I installed an SPM 72 volt 500 amp controller in my 93 Mazda B2200. Except for some difficulty with deciding how I want to set the throttle curves, I really like the software interface. The monitoring screen is a great tool for gathering data while you drive. I'm planning on installing some type of laptop stand inside the truck cab so I can see the screen better as I'm driving. What type of vehicle do you have yours installed in? I would be interested in seeing how you set up the throttle curves for best results.


----------



## jr dragster (Oct 11, 2010)

Im putting it in a jr dragster to race 1/8 mile trying to go 7.90 at under 85 miles hr should weight under 350 pounds ,D&D ES-15-6, either the alltrax or the solution jr cant decide yet


----------



## skooler (Mar 26, 2011)

jr dragster said:


> Im putting it in a jr dragster to race 1/8 mile trying to go 7.90 at under 85 miles hr should weight under 350 pounds ,D
> &D ES-15-6, either the alltrax or the solution jr cant decide yet


If budget is not an issue then go for the soliton.
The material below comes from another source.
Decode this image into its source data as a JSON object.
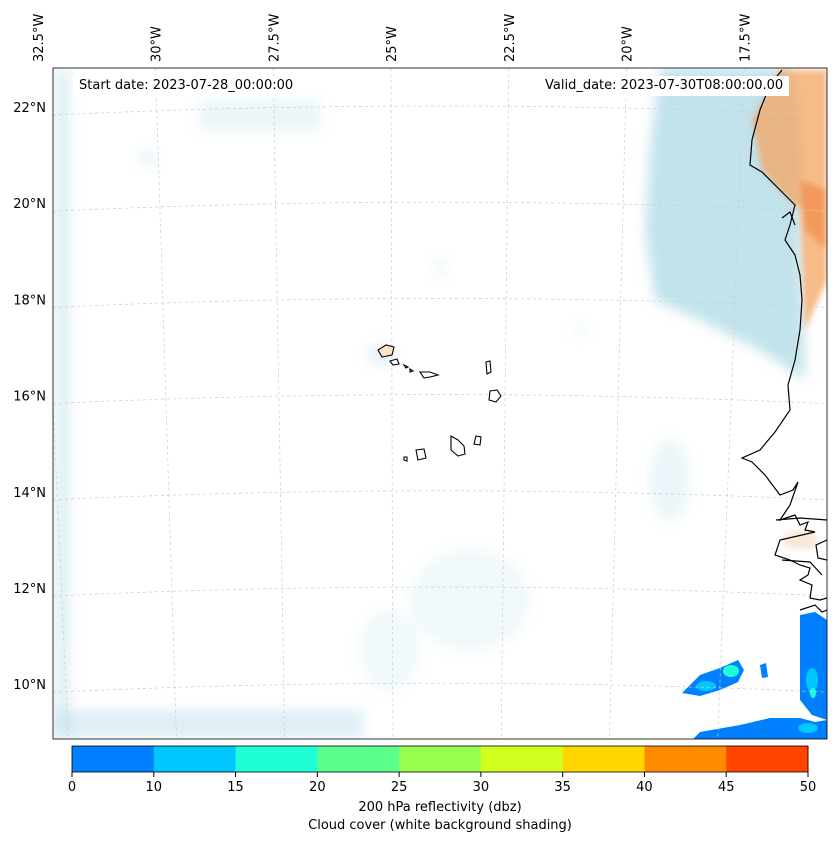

Much higher voltage and peak power. A couple of bonuses with contractors thrown in etc.


----------



## mik420 (May 10, 2011)

I purchased one of the 72300 controllers, and it ran for about 5 min. and then it said M plus overtemp contacted alltrex so I returned the unit to him, they said it tested fine, send it back to me, did same thing, contacted them again, they sent me a brand-new unit, same problem.so I ended up switching back to my 7245 controller and got my money back. They said it was probably an internal problem with the controller something about the temperature leads being too long. There was no overheat on any of the wiring or cabling


----------